Forum Discussion
Monitor Only "Automatic" Windows Services
Hizarchi ,
This is possible. Example query:
ConfigurationChange | where ConfigChangeType =~ 'WindowsServices' and ChangeCategory =~ 'Modified' and SvcChangeType =~ 'State' and SvcState =~ 'Stopped' and SvcStartupType =~ 'Auto' | extend AggregatedValue = 1 | summarize arg_max(TimeGenerated, *) by _ResourceId, SvcDisplayName, bin(TimeGenerated, 5m)You can read more about the query I am using on my blog post. You need to set the alert on Metric measurement, greater than, threshold value 0, total breaches greater than 0. Period 5 mins, frequency 5 minutes. Aggregate on: select _ResourceId and SvcDisplayName. Usually Aggregate on is not available when you create alerts via portal so it is best to create it via ARM Template as I have shown in my blog post. My Advise is to always scope to specific services names as I have shown in my blog post and not to monitor all Automatic services. There are some automatic services that start and stop on certain periods which will generate a lot of false positives and noise.

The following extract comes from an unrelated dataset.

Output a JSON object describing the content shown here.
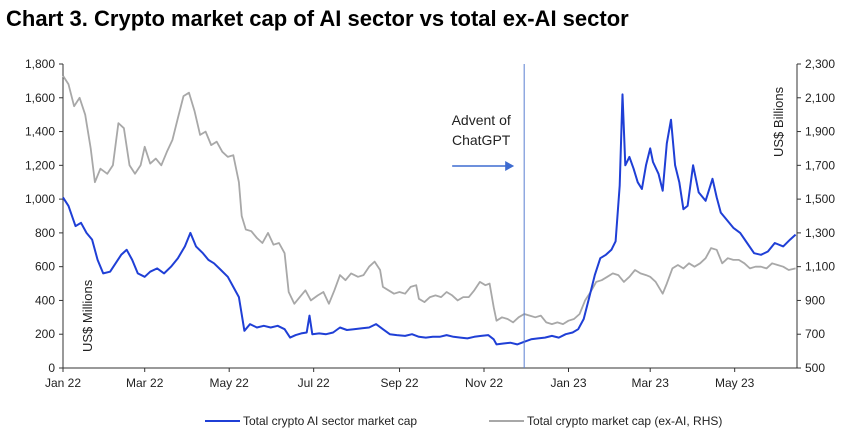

Stanislav_Zhelyazkov Thanks for your suggestion. It is mentioned here in this article "To use the Change Tracking and Inventory feature, you must locate all your VMs in the same subscription and region of the Automation account."
https://docs.microsoft.com/en-us/azure/automation/change-tracking
As long as it is working fine with multiple subscriptions and different locations, I am happy to enable this. 🙂
zarchi As I have said it is not true. Here is official issue opened for the docs: https://github.com/MicrosoftDocs/azure-docs/issues/60154
Stanislav_Zhelyazkov Thanks so much. I have enabled it and working fine :).